Mais ça reste encore et toujours sous la surface, car pour y faire face aujourd’hui, le contrôle des activités civiles par la monnaie, renforcé par les technologies numériques de l’information et de la communication, trouve son aboutissement idéal dans un système de contrôle des comportements par crédit social étatique. De là peut se déployer l’assujettissement numérique.
Les projets de Monnaie Numérique de Banque Centrale sont une première étape de surveillance monétaire. Ensuite, la « tokenisation » de tous les actifs ouvre aussi des perspectives intéressantes… Le Big Data et l’Intelligence Artificielle nous mènent-ils alors vers une féodalité numérique hypersurveillante, n’intégrant plus les travailleurs que par des emplois dégradés d’opérateurs à faible valeur ajoutée, asservis par des algorithmes, ubérisés ?
Les villes deviennent alors des camps de concentration à ciel ouvert. Ça a l’air joli vu du dehors, tout est bien rangé, bien obéissant, pas un pet de travers, mais à l’intérieur ça souffre le martyre de la précarité dans les têtes. Mais, comme ça ne se voit pas, l’investisseur croit qu’il y a là une ressource infinie sur laquelle il peut tirer sans fin, et il n’y a personne pour l’arrêter…
Vers l’assujettissement numérique donc, issue fatale ?... Peut-être… si tant est que tout cela ne soit pas fauché en plein vol par un crash écologique… Le pire serait peut-être aussi que les deux se combinent.
D’autant que l’État est devenu pour l’investisseur une piñata sans défense qu’il s’agit de cogner à coups d’actions de lobbyings pour ouvrir la cage à profits. Régulations favorables, appels d’offres publics juteux, concessions subventionnées, approvisionnements publics défectueux : ce sont tout autant de créations de marchés nouveaux, c’est-à-dire d’opportunités de profits faciles… De ce point de vue, l’entreprise, c’est juste une machine à s’approprier des externalités positives par la confiscation et l’exploitation des biens communs.

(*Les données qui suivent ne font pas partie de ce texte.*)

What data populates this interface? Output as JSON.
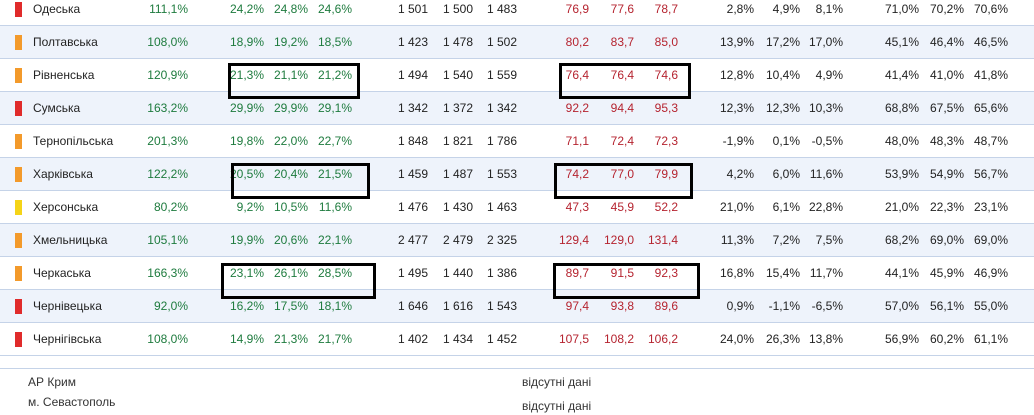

On accroît artificiellement les statistiques de richesse non parce que le bien-être de la population a augmenté, mais parce qu’on a étendu le calcul marchand à ce qui avant n’était pas marchandé (et ça ne rend pas les gens plus heureux pour autant). Et ces chiffres bidonnés viennent donner force au discours doctrinal qui prône la poursuite du mouvement d’ingénierie sociale libérale.
Et on arrive aux disqualifications sociales et aux confiscations des discours. Là, confusément les citoyens sceptiques se sentent dépossédés et bâillonnés par leurs représentants. Et pour se libérer de leur malaise et retrouver un semblant de dignité, ils sont invités – au nom d’un soi-disant « sens des responsabilités » – à étouffer le citoyen en eux de leurs propres mains en se convertissant à leur tour au parti de la phobie de l’État.
Le citoyen, on se méfie de plus en plus de lui, à coups de matraque et de marketing politique si il faut. La figure souveraine du citoyen est de plus en plus sourdement assujettie aux intérêts de l’investisseur souverain.
Cette affaire révèle une chose : cette histoire de la Modernité libérale n’est pas celle d’une émancipation progressive des peuples. Dans la Modernité, la liberté on nous la sert à toutes les sauces, mais la liberté est une technologie gouvernementale du point de vue du sujet souverain de la raison d’État. Car, par le laisser-faire, le marché est devenu par là même un lieu de révélation de la vérité des demandes et des capacités de la population, à partir duquel le souverain peut statistiquement ajuster le gouvernement de lui-même.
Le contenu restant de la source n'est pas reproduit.